Reversed and remanded to the District Court for remand to the Deputy Commissioner.
1 Hereinafter referred to as the Act, 44 Stat. 1424 et seq., as amended, 33 U.S.C.A. 901 et seq., made applicable to the District of Columbia by 36-501, D.C.Code 1951.
2 The other appellees are the deceased husband's former employers and the latter's insurer. These, with the Deputy Commissioner, were defendants in the District Court.
3 The evidence indicates that on the previous day the deceased and a fellow employee had been carrying iron railings weighing about 150 pounds up and down stairs, although this does not appear in the findings.
The Deputy Commissioner found that the estimated temperatures at Fredericksburg, Virginia, where the work was being done, on May 27, 1952, were 69 degrees at 8:30 a.m., 74 degrees at 10:30 a.m., 77 degrees to 78 degrees at 12:30 noon, and 79 degrees at 2:30 p.m. The estimated humidity at noon was 34 to 40%.
4 The term 'injury' is defined as 'accidental injury or death arising out of and in the course of employment.' 33 U.S.C.A. 902(2).
5 In referring to work we are not limiting our reference to that done on the day of the attack itself.
6 As bearing on the latter, the fact that death occurred so soon after the attack is evidence of causation. Berndt v. Dept. Labor & Ind., 44 Wash.2d 138, 144, 265 P.2d 1037, 1040; Merritt v. Dept. Labor & Ind., 41 Wash.2d 633, 251 P.2d 158. So also is the strenuous nature of deceased's work prior to the fatal attack. Commercial Casualty Ins. Co. v. Hoage, 64 App.D.C. 158, 75 F.2d 677, certiorari denied, 295 U.S. 733, 55 S.Ct. 645, 79 L.Ed. 1682; London Guarantee & Accident Co. v. Hoage, 63 App.D.C. 323, 72 F.2d 191.
7 The widow's complaint in the District Court duly noted the Commissioner's failure to make specific findings on this point. The fellow employee testified in part:
'Q. You testified that Mr. Vendemia actually worked after coming back from lunch, is that correct? A. He set the rail up.
'Q. He set the rail up? A. Yes.
'Q. What else did he do? A. He set the rail and wedged it--
'Q. What was Mr. Vendemia doing all this time?
'A. Right after lunch he picked up and set the rail on the holes.
'Q. Who set the rails on the holes? A. Both of us. Where did you get the rail from? A. It was laying down there for us to work on.
'Q. How far was it from the holes? A. 5 feet.
'Q. And you grabbed one end and he grabbed the other?
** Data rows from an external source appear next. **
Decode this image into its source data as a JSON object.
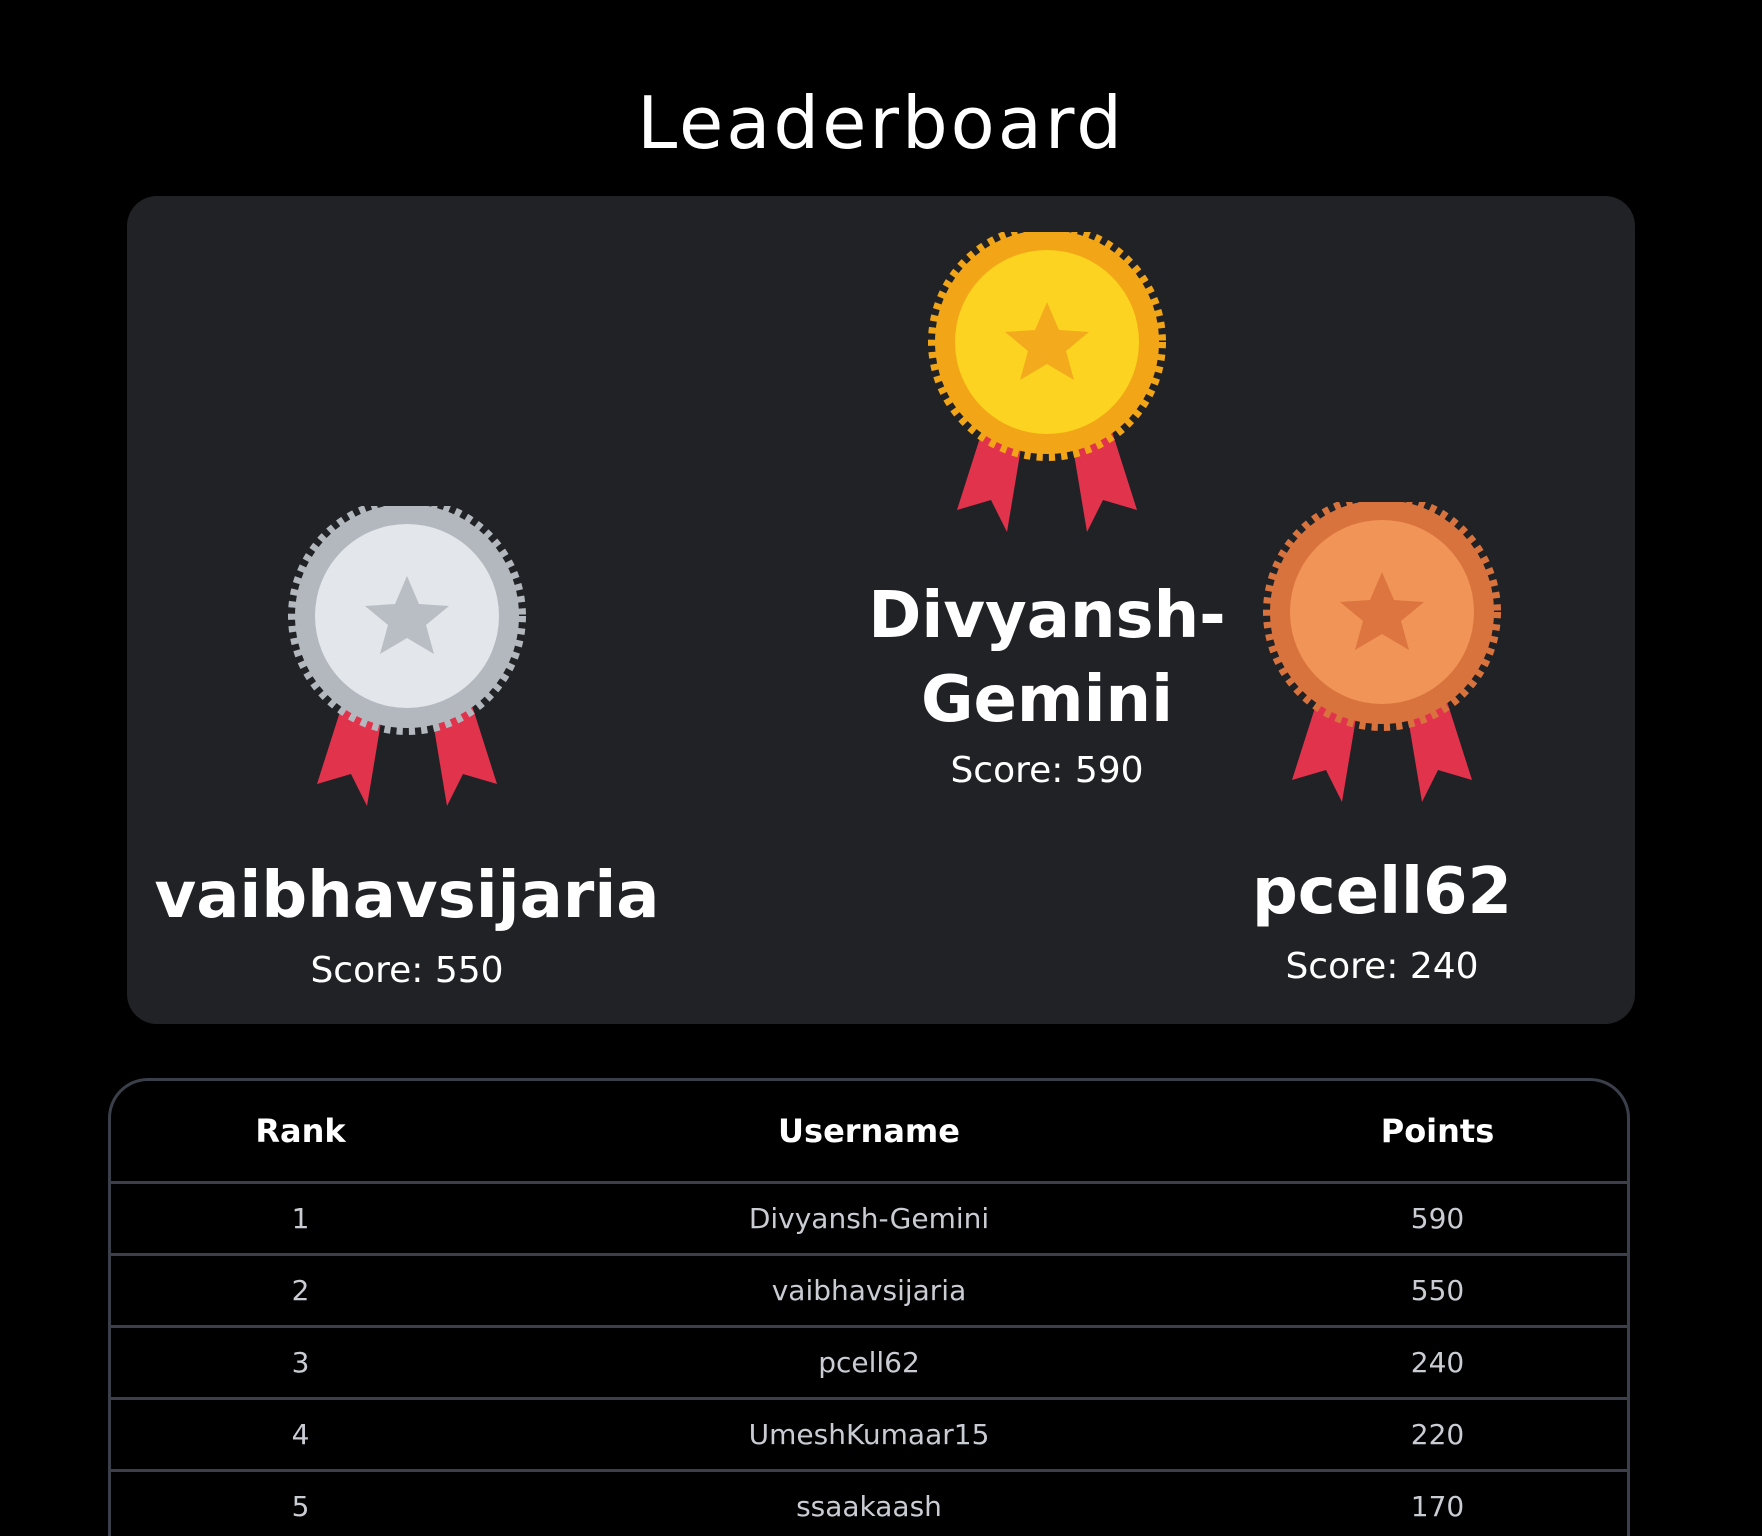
{
  "page": {
    "title": "Leaderboard"
  },
  "podium": {
    "first": {
      "name": "Divyansh-Gemini",
      "score": "Score: 590",
      "medal": "gold-medal-icon"
    },
    "second": {
      "name": "vaibhavsijaria",
      "score": "Score: 550",
      "medal": "silver-medal-icon"
    },
    "third": {
      "name": "pcell62",
      "score": "Score: 240",
      "medal": "bronze-medal-icon"
    }
  },
  "table": {
    "headers": {
      "rank": "Rank",
      "username": "Username",
      "points": "Points"
    },
    "rows": [
      {
        "rank": "1",
        "username": "Divyansh-Gemini",
        "points": "590"
      },
      {
        "rank": "2",
        "username": "vaibhavsijaria",
        "points": "550"
      },
      {
        "rank": "3",
        "username": "pcell62",
        "points": "240"
      },
      {
        "rank": "4",
        "username": "UmeshKumaar15",
        "points": "220"
      },
      {
        "rank": "5",
        "username": "ssaakaash",
        "points": "170"
      }
    ]
  },
  "colors": {
    "background": "#000000",
    "card": "#202226",
    "border": "#3a3f4a",
    "gold": "#f7c31a",
    "silver": "#cfd3d8",
    "bronze": "#ea8a52",
    "ribbon": "#e2334d"
  }
}
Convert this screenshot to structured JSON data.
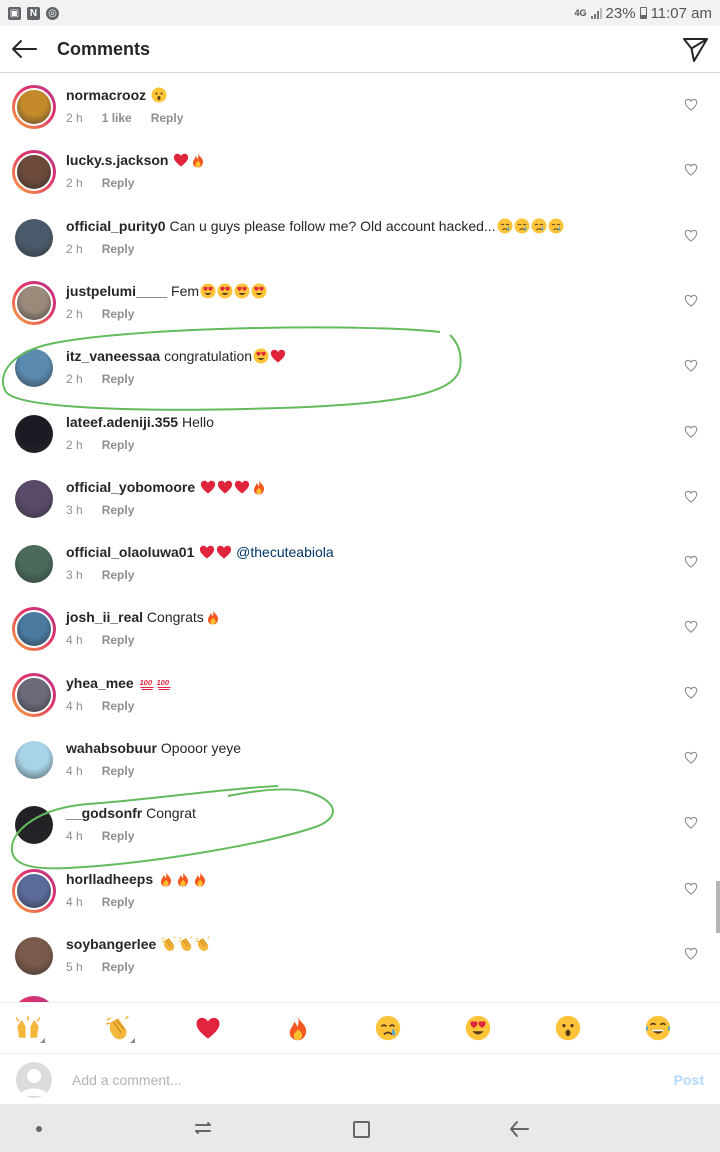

A. That is right.
'Q. And did what? A. Set it on the horses.
'Q. What did he do then? A. Checked it and knew how long it was, but we had to grind some of it off.
'Q. What happened then? A. We checked it up after we ground it and then picked it up and put it in the hole.
'Q. Who picked it up? A. Tommy and myself.
'Q. Who wedged it? A. I did.
'What was Mr. Vendemia doing? A. He had the plumbing rule on it, getting it for the plumbers on the rail. He wedged it and he checked it for plumbing.
* * * *.'
8 'To hasten death is to cause it.' Avignone Freres, Inc., v. Cardillo, 73 App.D.C. 149, 150, 117 F.2d 385, 386; Friend v. Britton, U.S.App.D.C. , 220 F.2d 820.
9 For subsequent history, see Del Vecchio v. Bowers, 296 U.S. 280, 56 S.Ct. 190, 80 L.Ed. 229, reversing Bowers v. Hoage, 64 App.D.C. 226, 76 F.2d 996.
10 See, also, the following cases, none of which, however, arose under compensation statutes: Saginaw Broadcasting Co. v. Federal Communications Comm'n, 68 App.D.C. 282, 287-289, 96 F.2d 554, 559-561, certiorari denied sub nom. Gross v. Saginaw Broadcasting Co., 305 U.S. 613, 59 S.Ct. 72, 83 L.Ed. 391; and Tri-state Broadcasting Co. v. Federal Communications Comm'n, 68 App.D.C. 292, 96 F.2d 564.